FPM: Municípios mineiros recebem R$812,3 mi no 1º decêndio de setembro
Assessoria de Comunicação da AMM
Associação Mineira de Municípios
Repasse será creditado nesta quinta-feira (10); valor líquido aos municípios mineiros chega a R$ 641,7 milhões após as deduções

Os municípios de Minas Gerais recebem, nesta quinta-feira (10), o repasse do Fundo de Participação dos Municípios (FPM) referente ao 1º decêndio de setembro de 2026. De acordo com levantamento da Confederação Nacional de Municípios (CNM), o Estado receberá R$ 812.306.659,35 em valores brutos, considerando a parcela regular e os ajustes decorrentes da Lei Complementar nº 198/2023.
Após a retenção de 20% para o Fundeb e do Pasep, o valor líquido destinado aos municípios mineiros será de aproximadamente R$ 641.722.260,88. A tabela da CNM contempla 853 municípios, sendo 12 registros de perdas de quotas considerados no cálculo da parcela vinculada à LC nº 198/2023.

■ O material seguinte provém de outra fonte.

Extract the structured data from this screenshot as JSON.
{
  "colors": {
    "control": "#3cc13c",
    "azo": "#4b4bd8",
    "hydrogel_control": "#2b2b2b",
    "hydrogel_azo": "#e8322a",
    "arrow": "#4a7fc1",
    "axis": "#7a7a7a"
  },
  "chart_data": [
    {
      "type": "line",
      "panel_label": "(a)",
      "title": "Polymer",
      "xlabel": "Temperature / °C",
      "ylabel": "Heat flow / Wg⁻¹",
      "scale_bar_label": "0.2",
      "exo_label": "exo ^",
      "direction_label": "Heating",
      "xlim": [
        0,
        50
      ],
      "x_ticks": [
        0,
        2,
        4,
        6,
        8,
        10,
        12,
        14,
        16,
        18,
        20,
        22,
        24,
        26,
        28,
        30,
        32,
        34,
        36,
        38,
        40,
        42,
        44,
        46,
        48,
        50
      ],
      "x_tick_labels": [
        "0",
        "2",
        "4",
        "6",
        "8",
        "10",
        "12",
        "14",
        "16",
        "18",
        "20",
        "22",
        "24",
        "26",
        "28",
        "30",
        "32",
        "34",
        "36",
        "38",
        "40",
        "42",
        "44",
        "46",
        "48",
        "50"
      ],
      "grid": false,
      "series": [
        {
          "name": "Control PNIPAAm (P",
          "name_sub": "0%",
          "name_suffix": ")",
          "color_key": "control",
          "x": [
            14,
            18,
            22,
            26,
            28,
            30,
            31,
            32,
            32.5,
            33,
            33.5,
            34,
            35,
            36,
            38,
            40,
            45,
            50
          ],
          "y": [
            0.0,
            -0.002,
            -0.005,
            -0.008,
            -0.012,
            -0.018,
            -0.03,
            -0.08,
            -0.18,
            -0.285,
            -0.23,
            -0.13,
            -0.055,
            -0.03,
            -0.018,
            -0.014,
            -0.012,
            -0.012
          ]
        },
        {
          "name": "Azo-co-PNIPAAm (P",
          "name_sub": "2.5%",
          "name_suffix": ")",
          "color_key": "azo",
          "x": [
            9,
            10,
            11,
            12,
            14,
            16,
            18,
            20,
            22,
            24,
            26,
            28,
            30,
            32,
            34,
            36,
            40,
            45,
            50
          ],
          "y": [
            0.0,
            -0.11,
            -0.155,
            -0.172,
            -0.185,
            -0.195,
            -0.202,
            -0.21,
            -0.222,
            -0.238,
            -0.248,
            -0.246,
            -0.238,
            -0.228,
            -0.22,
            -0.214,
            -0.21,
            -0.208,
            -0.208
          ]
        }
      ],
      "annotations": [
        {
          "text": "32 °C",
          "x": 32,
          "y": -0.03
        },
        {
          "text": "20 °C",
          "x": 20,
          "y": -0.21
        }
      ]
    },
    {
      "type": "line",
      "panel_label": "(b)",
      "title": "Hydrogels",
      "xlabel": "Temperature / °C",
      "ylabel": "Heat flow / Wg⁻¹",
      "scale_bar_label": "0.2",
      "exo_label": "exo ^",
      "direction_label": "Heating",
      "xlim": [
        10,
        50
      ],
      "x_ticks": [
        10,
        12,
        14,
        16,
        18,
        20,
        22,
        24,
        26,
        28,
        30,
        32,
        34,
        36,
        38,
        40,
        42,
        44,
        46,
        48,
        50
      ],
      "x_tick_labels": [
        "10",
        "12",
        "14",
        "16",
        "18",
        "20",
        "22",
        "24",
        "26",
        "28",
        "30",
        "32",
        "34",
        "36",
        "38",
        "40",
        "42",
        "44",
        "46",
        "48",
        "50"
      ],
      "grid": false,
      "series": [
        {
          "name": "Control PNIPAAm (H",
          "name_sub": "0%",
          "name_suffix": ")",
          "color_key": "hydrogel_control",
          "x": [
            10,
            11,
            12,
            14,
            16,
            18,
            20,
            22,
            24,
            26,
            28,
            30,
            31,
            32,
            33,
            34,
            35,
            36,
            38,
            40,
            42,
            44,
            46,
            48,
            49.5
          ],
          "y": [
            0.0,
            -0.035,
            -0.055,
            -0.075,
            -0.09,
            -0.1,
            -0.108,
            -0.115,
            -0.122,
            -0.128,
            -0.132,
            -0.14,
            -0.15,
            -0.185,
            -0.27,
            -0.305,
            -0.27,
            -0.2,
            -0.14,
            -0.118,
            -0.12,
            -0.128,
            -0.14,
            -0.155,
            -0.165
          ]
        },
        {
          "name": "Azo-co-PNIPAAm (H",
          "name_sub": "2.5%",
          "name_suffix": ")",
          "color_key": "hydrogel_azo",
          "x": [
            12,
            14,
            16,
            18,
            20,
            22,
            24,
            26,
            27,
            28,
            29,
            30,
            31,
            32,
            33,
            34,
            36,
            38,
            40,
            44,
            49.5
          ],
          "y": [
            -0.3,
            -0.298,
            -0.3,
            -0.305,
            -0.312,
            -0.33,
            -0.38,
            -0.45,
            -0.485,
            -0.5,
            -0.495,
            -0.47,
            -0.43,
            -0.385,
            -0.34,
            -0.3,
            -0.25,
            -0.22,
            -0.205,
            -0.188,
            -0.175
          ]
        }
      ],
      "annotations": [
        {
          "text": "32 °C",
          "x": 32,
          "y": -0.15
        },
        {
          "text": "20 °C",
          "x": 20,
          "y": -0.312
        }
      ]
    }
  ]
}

O primeiro decêndio é tradicionalmente um dos mais importantes do mês para as prefeituras, pois representa uma parcela expressiva da receita do FPM. Em âmbito nacional, o repasse bruto do 1º decêndio de setembro de 2026 alcança R$ 6,188 bilhões, enquanto o valor líquido, já descontada a retenção do Fundeb, é de R$ 4,951 bilhões.
Na comparação com o mesmo decêndio de setembro de 2025, o FPM nacional apresentou crescimento nominal de 4,43%. Em termos reais, descontada a inflação, a alta foi de 0,35%. A base de cálculo do Fundo passou de R$ 26,33 bilhões para R$ 27,50 bilhões, com destaque para o aumento da arrecadação do IRRF e contribuição positiva do IPI.
Atenção ao planejamento financeiro
Embora o comportamento do FPM em 2026 permaneça positivo no acumulado do ano, a CNM alerta os gestores municipais para a necessidade de cautela no planejamento financeiro durante o segundo semestre. Historicamente, esse período apresenta desaceleração da atividade econômica e, consequentemente, pode resultar em retração da arrecadação tributária e em receitas menores em comparação com a primeira metade do ano.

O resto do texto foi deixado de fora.